Four Chibok girls escape
•Community ‘not aware’
Four of the more than 200 schoolgirls kidnapped by the militant
Islamist sect Boko Haram have escaped, raising hopes for the young ones
still held captive, according to a report.
The our source could not
independently confirm the report from the military last night.
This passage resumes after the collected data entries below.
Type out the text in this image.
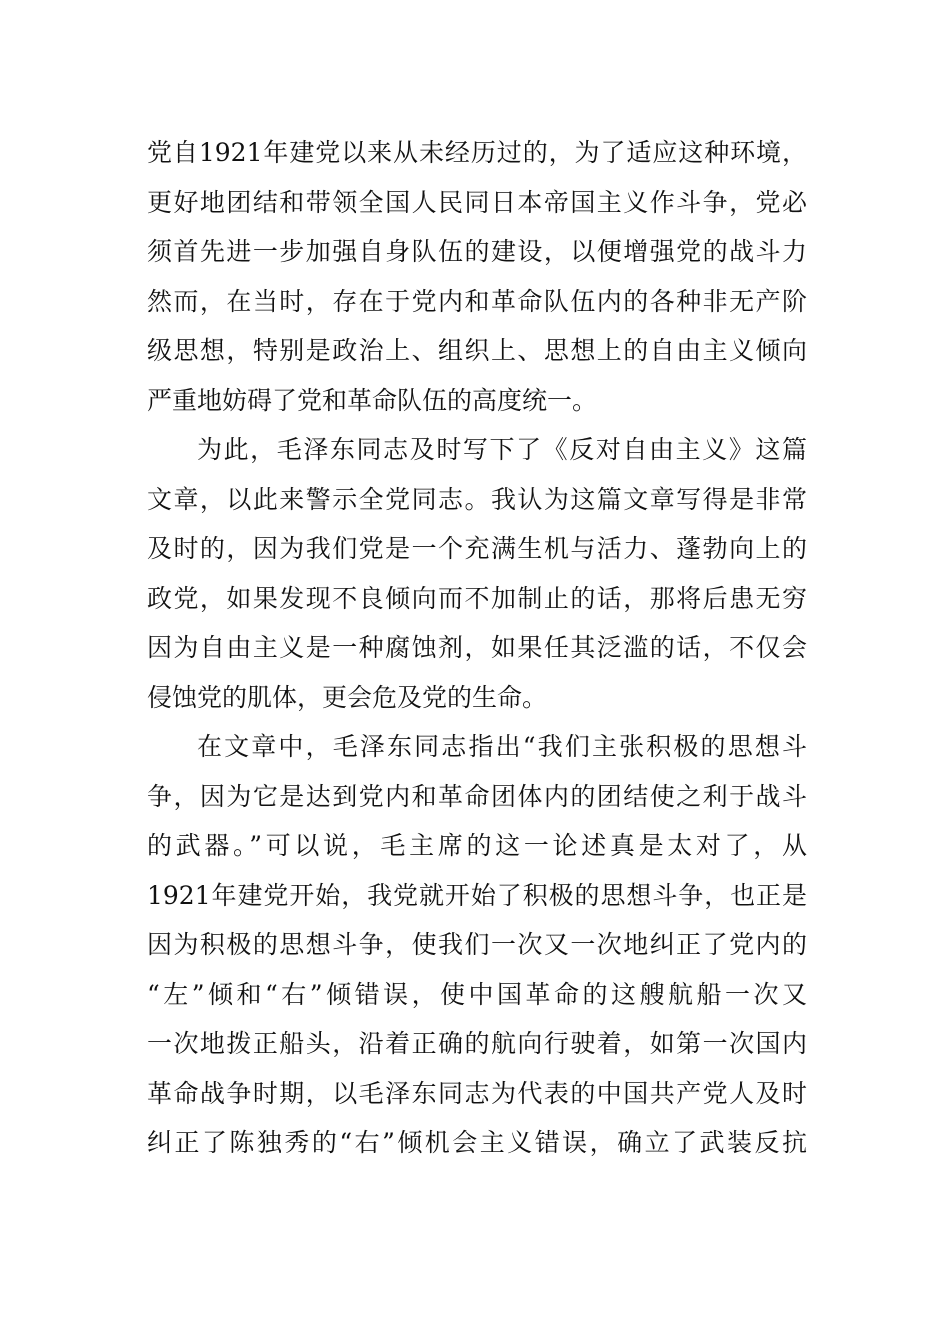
党自1921年建党以来从未经历过的，为了适应这种环境，
更好地团结和带领全国人民同日本帝国主义作斗争，党必
须首先进一步加强自身队伍的建设，以便增强党的战斗力
然而，在当时，存在于党内和革命队伍内的各种非无产阶
级思想，特别是政治上、组织上、思想上的自由主义倾向
严重地妨碍了党和革命队伍的高度统一。
为此，毛泽东同志及时写下了《反对自由主义》这篇
文章，以此来警示全党同志。我认为这篇文章写得是非常
及时的，因为我们党是一个充满生机与活力、蓬勃向上的
政党，如果发现不良倾向而不加制止的话，那将后患无穷
因为自由主义是一种腐蚀剂，如果任其泛滥的话，不仅会
侵蚀党的肌体，更会危及党的生命。
在文章中，毛泽东同志指出“我们主张积极的思想斗
争，因为它是达到党内和革命团体内的团结使之利于战斗
的武器。”可以说，毛主席的这一论述真是太对了，从
1921年建党开始，我党就开始了积极的思想斗争，也正是
因为积极的思想斗争，使我们一次又一次地纠正了党内的
“左”倾和“右”倾错误，使中国革命的这艘航船一次又
一次地拨正船头，沿着正确的航向行驶着，如第一次国内
革命战争时期，以毛泽东同志为代表的中国共产党人及时
纠正了陈独秀的“右”倾机会主义错误，确立了武装反抗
The story
was published byNew York Post online.
The Chibok community also said it was not aware of the escape by the girls.
The free girls, all between ages 16 and 18, escaped with the help of a
teenage boy prisoner, who managed to get them out of the camp, according
to Stephen Davis, a British-Australian negotiator who had tried to
bargain with the extremist Islamic group for the schoolgirls’ freedom.
The girls, guided by the setting sun, walked west for three weeks,
finally arriving in a Nigerian village, starving and traumatised.
“They were amazing — to first escape and then walk for weeks,” Davis
toldThe Timesof London. “They are the only ones that have escaped from a
Boko Haram camp.”
Davis said the girls had been told that if they fled Boko Haram, their families would be killed.
Director of Publicity Kibaku Area Development Association Dr. Manasseh
Allen, of the Chibok Community in Abuja, said last night, after making
calls, that he could not confirm the escape of the girls.
Six months
have passed since more than 200 girls were snatched from their
boarding-school dormitory in Borno State by Boko Haram operatives.
Their abduction sparked global outrage and a huge campaign calling for their rescue, partly propelled by the hashtag #BringBackOurGirls.
United States First Lady Michelle Obama issued a tweet holding a sign emblazoned with the hashtag.
Davis said several attempts to negotiate their release have fallen through.
Advocates have expressed frustration that the world has moved on.
“Even before Ebola and ISIS’s intensified activities, most of the world
that stood with #BringBackOurGirls had moved on,” Ibrahim Abdullahi,
the lawyer who started the #BringBackOurGirls campaign, said.
“But
we here in Nigeria and a few others outside haven’t moved on. We have
been persistent. We have been tweeting about it every day. We’re doing a
daily one-hour sit out in Abuja and weekly in Lagos.”